Friday, November 26, 2004

Civilian, Arms, Tactics and Ethics
via Arutz-7.
There's a new website that catalogues the arms Israel's "peace partners" in the PA (and related organizations) have acquired and deployed. The editor of the website, Aharon Etengoff used to work for the IDF spokesperson's office.
If the Palestinians had used their resourcefulness over the past 11+ years to build an economy instead of a terrorist state, there'd now be peace between Israel and a prosperous Palestine. That there isn't is a testament to the fact that the PA was always more interested in destruction than in production.
And how should Israel face the threat these weapons and their users present to their country. Why that's been addressed by Maj Gen Amos Yadlin in "Ethical Dilemmas in Fighting Terrorism."
To take one example of the difficulty Israel has in fighting its civilian surrounded enemy Yadlin tells us:
The case of Salah Shehada, the head of the military arm of Hamas, is a prime example of ethical concerns in decision-making. Shehada planned terror attacks in Israel, including the attack on the Dolphinarium discotheque where twenty-one teenagers were killed, and he was in the process of planning a "mega-attack." We knew that if we hit him, the mega-terror process would stop because he was the mind behind it, the planner, the one who was really pushing the button. Shehada was always surrounded by innocent people until one night in July 2002 we found him almost alone, and we delivered a 2,000-pound bomb on his apartment and he was killed. Unfortunately, the intelligence about those in the surrounding buildings was wrong, and innocent people were killed. Yet when the decision was made, it was the right decision from an ethical point of view because the scale included a mega-attack threatening the lives of hundreds of Israelis, balanced against a terrorist with some collateral damage. But in this case the collateral damage was too high.
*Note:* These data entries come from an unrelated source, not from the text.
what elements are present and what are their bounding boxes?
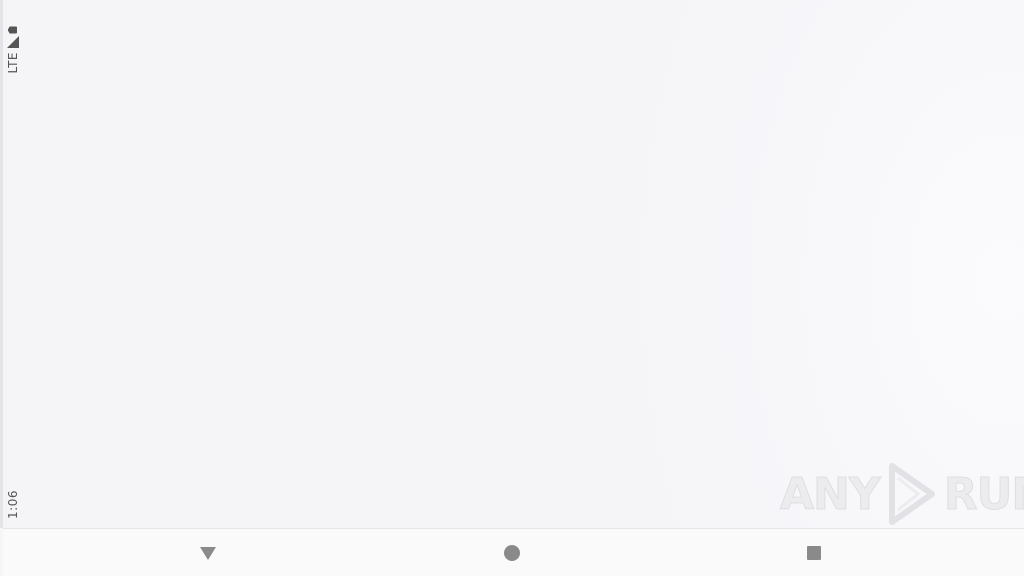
recents-icon [807,546,821,560]
clock: 1:06 [6,490,20,519]
status-icons: LTE [2,26,24,73]
status-bar: LTE 1:06 [2,0,24,528]
navigation-bar [3,528,1024,576]
network-type-label: LTE [6,52,20,74]
battery-icon [8,26,17,34]
watermark-text-right: RUN [943,468,1024,520]
watermark: ANY RUN [780,462,1024,526]
back-icon [200,547,216,560]
recents-button[interactable] [802,541,826,565]
signal-icon [7,36,19,48]
home-icon [504,545,520,561]
home-button[interactable] [500,541,524,565]
android-screen: LTE 1:06 ANY RUN [0,0,1024,576]
app-content-area [3,0,1024,528]
back-button[interactable] [196,541,220,565]
watermark-text-left: ANY [780,468,882,520]
play-logo-icon [888,463,935,525]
A month later, in August 2002, we had all the leadership of Hamas - Sheikh Yassin and all his military commanders, all his engineers, all the minds of terror - in one room in a three-story house and we knew we needed a 2,000-pound bomb to eliminate all of them - the whole leadership, 16 people, all the worst terrorists in the world. Think about having Osama bin Laden and all the top leadership of al-Qaeda in one house. However, due to the criticism in Israeli society and in the media, and due to the consequences of innocent Palestinians being killed, a 2,000-pound bomb was not approved and we hit the building with a much smaller bomb. There was a lot of dust, a lot of noise, but they all got up and ran away and we missed the opportunity. So the ethical dilemmas are always there.

The chief of staff is always asking, "Bring me an operational plan that will endanger fewer civilians around the terrorist." This is an important principle: We never target civilians. They kill our civilians but we will not kill theirs as a punishment. We are always targeting terrorists on their way to do us imminent harm. The dilemma is that the terrorists are within these civilians.
It's not so simple as Israel's many critics would have us believe. Israel took a lesson when too many died as collateral damage - in an attack fully compliant with international law despite what the naysayers would claim - and, as a result, a group of terrorists survived to fight and kill another day.
And when you read about how cruel Israeli soldiers keep this in mind:
On the one hand, we had to deal with the terrorists and look for the tunnels. On the other hand, we had to avoid collateral damage or hitting the civilians. So first of all we applied the principle of warning. We warned the civilians that they had to leave because the terrorists were there.

We had to make every attempt to move them before the fighting began. Two soldiers paid with their lives because they were trying to help a Palestinian old lady get some water and Palestinian snipers killed them. Think about the commander who has to go to the parents of the soldiers and tell them that because of ethical issues they helped this old lady but your son is dead because of it. It's an awful dilemma.

Other than the American army is there any other army in the world that would take such care to assist civilians from the enemy's side? The French?